I've hibernated for many weeks. With my house tidied up from holiday hosting, I didn't want to make a mess of it by bringing the clay back out. With the cold weather and the early sunsets I didn't want to do anything other than curl up on the couch in the evenings. I napped on the weekends when I had free time. The more I let myself rest, however, the more tired I felt, and the days began to blur too much and pass too quickly. By January's end, a creeping concern settled into my mind that I didn't want to stay in that state. Eventually, I'd have to wake up into the new year.
My motivation has slowly returned over the past couple of weeks. The clay is back on the kitchen counter. I'm not sure what changed except that I began to want a change. To "feel like myself again," I'd said to Kev, which signals that there's a certain level of activity, energy, and goings-on that is the right balance for me.
The things I held onto, which then became anchors in my day as I began to re-awaken, have been: daily french lessons, a very approachable knitting project, and reading (if slowly) interesting articles in the New Yorker. That is to say - my mind wants to expand and sometimes it needs a nudge, my hands want to move and sometimes they need warming up.

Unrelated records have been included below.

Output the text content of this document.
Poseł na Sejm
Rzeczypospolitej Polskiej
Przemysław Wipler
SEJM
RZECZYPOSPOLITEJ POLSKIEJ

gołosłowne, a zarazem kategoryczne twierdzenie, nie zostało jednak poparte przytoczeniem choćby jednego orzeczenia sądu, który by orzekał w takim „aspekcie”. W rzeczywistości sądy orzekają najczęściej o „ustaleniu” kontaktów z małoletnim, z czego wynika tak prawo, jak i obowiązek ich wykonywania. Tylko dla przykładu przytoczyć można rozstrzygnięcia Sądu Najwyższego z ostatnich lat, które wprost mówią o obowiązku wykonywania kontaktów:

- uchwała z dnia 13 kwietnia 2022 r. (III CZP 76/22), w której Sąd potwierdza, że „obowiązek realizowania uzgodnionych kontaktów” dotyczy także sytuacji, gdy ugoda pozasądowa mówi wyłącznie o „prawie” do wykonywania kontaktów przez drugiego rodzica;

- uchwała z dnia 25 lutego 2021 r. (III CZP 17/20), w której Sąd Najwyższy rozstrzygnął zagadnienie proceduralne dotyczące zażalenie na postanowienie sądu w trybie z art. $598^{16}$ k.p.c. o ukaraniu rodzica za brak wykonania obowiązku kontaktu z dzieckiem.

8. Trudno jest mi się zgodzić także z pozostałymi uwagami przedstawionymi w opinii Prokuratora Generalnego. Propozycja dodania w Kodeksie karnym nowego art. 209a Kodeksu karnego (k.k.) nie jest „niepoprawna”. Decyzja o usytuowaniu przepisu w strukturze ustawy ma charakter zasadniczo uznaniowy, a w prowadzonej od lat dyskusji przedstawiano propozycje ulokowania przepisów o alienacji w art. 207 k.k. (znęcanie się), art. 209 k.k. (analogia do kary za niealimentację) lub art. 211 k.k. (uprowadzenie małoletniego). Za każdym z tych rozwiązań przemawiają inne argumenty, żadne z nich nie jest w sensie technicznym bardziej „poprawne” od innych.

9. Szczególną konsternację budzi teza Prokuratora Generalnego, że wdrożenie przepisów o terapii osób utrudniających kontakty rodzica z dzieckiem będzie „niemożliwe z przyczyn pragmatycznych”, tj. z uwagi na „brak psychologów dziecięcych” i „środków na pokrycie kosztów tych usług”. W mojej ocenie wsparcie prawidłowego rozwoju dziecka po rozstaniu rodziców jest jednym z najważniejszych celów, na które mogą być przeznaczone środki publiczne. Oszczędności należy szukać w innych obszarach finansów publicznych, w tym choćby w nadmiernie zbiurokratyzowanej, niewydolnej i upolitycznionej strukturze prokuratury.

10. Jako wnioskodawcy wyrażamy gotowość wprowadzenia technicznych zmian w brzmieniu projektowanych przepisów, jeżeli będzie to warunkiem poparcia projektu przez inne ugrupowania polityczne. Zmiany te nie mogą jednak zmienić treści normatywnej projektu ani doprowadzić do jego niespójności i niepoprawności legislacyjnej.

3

I'll end with a note on Lunar New Year, which was January 22nd. This holiday was part of what prompted me to want to regain my vigor. We saw both sides of the family, celebrated with beautifully decorated cookies from a local small business, and later took Jasper to Chinatown for the first time, where we ate dumplings and almond cookies, and brought moon cakes, shrimp crackers, and sponge cakes home with us. Some of the best treats and snacks from our childhood, shared with him.